Tortillas have a long history of being used to make everything from chips and tacos to wraps and breakfast sandwiches. From a product development perspective, tortilla products still provide opportunities. They lend are versatile on several fronts, including health, gluten-free options, ethnic cuisine appeal, and also the trend toward fusion of different cuisines.

In the health category, Ortega has long offered whole wheat versions of its flour tortillas. And, of course, tortillas made solely from corn are naturally gluten-free. But Ortega and other tortilla makers also are increasingly using ancient and whole grains, as well as nutritious seeds, to appeal to health-conscious consumers. For example, Ortega currently produces a proprietary blend of white corn and chia seed taco shells, ancient grain taco shells, and purple corn tortillas and shells.

On the other side of crispy flatbreads, old-fashioned cracker-like crisped rye items are getting an update on several fronts. Natural Nectar Foods Inc.’s crisped rye flatbreads are not only organic but biodynamic certified. This stricter form of organic farming calls for greater integration of soil, growth, methodology of production, and integration.
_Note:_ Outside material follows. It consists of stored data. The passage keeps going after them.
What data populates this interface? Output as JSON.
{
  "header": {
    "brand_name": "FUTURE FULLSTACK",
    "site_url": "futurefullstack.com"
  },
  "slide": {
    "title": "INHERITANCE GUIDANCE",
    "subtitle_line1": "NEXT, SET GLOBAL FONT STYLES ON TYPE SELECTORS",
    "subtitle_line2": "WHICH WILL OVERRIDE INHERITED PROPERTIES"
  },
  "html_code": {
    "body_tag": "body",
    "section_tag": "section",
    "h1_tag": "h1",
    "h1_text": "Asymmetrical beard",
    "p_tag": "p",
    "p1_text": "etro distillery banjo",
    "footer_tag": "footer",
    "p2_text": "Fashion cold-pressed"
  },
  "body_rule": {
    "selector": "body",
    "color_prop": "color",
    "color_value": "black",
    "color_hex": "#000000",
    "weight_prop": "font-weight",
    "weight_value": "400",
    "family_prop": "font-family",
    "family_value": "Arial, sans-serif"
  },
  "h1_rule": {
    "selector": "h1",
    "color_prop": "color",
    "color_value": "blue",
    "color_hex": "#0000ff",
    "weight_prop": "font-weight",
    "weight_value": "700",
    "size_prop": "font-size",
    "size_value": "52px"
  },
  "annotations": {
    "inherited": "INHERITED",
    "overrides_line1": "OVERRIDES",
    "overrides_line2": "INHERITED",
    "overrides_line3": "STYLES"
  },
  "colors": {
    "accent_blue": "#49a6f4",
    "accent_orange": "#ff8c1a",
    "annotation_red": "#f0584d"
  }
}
Other value-added approaches to the category include items such as Wewalka Trading Corp.’s refrigerated flatbread dough. The product is a premade dough rolled on parchment paper and ready to bake, allowing for more individualization in appearance and performance. The company’s dough for thin and crispy flatbread is one of five refrigerated dough items the European-based company has launched in its two years in the US market.

Wewalka’s pre-rolled doughs do not include bleached flour, high-fructose corn syrup, hydrogenated oils, or artificial flavors or colors. The parchment paper makes dough handling, baking, and post-production cleaning easy, without the need for baking sprays.

Tortilla and other flatbread makers also have expanded added flavors, making products with ingredients such as rosemary, oregano, or other fresh herbs, black pepper, chili peppers, sundried tomatoes, smoked paprika, and anything else that’s flavorful and can be effectively rolled flat and baked.